Andava com as mãos dentro dos bolsos, os ombros encolhidos, expressão confusa no rosto - não fazia idéia de onde estava. Parou e ficou vendo a própria respiração condensar-se, cruzando os braços para tentar afastar o frio. Foi aí que ouviu um barulho, um leve ruído de coisas se chocando.Apurou os ouvidos e olhou em volta.
À sua esquerda viu um homem sentado. Trazia nas mãos um objeto cilíndrico que ele olhava como uma luneta. O barulho vinha dele, de cada vez que o tal homem girava o artefato nas mãos, sem tirá-lo do olho. Chegando mais perto, ia perguntar o que era aquilo e onde estava quando uma voz feminina lhe falou.
"É um caleidoscópio."
Sobressaltado com a súbita aparição, abriu a boca pra falar mas não conseguiu.
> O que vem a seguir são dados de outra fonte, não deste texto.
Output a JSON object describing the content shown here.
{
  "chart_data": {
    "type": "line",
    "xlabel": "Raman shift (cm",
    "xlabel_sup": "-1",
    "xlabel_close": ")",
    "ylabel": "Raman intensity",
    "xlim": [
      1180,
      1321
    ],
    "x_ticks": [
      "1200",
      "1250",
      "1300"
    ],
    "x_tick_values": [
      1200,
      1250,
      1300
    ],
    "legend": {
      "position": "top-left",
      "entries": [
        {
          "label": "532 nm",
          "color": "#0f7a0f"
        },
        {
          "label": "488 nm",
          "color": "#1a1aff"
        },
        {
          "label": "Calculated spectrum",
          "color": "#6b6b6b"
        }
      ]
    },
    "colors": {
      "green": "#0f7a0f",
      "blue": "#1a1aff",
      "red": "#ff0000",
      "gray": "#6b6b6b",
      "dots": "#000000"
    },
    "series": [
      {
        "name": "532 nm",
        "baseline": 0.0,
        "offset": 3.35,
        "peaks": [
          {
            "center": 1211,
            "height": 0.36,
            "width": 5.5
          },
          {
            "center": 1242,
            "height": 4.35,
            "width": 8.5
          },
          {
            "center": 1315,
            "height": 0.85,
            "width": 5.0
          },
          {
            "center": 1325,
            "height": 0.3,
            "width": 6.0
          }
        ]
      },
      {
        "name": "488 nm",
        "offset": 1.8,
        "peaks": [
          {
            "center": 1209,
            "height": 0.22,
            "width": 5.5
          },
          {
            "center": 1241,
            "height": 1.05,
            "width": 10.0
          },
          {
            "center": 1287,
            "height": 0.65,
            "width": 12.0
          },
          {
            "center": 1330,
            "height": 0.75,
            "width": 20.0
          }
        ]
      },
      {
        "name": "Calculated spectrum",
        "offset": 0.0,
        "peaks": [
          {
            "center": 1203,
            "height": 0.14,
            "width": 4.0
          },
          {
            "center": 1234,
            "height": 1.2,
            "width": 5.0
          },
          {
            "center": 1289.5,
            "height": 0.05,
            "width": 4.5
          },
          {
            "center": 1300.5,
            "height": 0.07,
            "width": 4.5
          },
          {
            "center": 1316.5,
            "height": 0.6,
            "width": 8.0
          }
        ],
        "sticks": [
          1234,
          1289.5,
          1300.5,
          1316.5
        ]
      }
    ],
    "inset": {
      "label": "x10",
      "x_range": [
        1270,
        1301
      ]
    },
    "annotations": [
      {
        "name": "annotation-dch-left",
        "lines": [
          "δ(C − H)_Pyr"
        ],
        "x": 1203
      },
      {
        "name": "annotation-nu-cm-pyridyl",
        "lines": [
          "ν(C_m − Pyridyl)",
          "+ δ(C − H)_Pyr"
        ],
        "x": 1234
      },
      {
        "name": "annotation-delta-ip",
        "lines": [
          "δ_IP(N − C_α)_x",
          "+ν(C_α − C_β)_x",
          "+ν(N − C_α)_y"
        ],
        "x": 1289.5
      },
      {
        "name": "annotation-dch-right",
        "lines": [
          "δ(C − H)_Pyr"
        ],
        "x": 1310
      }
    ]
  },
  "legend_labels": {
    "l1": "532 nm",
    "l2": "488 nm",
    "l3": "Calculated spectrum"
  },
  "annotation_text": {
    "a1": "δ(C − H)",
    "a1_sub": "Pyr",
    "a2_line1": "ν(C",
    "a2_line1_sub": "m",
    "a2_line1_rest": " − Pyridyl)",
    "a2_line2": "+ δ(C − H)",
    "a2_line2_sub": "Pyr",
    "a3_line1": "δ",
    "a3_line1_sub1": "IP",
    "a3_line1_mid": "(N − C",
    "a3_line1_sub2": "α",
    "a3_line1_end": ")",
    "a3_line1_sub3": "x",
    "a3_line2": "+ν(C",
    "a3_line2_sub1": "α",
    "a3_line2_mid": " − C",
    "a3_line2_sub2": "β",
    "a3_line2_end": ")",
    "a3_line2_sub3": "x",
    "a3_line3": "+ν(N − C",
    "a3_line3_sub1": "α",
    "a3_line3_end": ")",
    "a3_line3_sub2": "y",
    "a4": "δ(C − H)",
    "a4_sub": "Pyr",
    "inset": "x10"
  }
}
"Um dia, ele olhou no caleidoscópio a imagem mais bonita de toda a sua vida. Emocionado, tremeu as mãos. A imagem se desfez em outra, diante dos seus olhos.Agora ele está aí... em busca da tal imagem."
Ele olhou para o homem que estava sentado:o cansaço pesava-lhe nas costas e nos vincos do rosto. Voltou a atenção para o caleidoscópio. Percebeu uma minúscula fenda na madeira, por onde escapavam pequenos fragmentos coloridos de alguma coisa.
"Sim, o caleidoscópio tem uma fenda.Mas ele não percebeu ainda, pois não o tira dos olhos. E sim, ele nunca vai reencontrar a imagem. O caleidoscópio está incompleto.Mas ele não percebe. Não enxerga a diferença nos padrões das imagens. Não percebe a ausência de alguns tons. Só tem na mente aquele único quadro.Idéias fixas...às vezes são um baita problema."
Ele ajoelhou-se ao lado do homem e estendeu a mão para tocar-lhe o ombro.
"Você não pode fazer nada a respeito. Ele nem ao menos sentirá seu toque. A vida dele agora pertence a esse cárcere: o caleidoscópio incompleto. Agora levanta e acorda desse sonho. Sou sua consciência e asseguro: esse homem está perdido. Vá."
Abriu os olhos e abafou o grito com o travesseiro.Ele era o homem do caleidoscópio.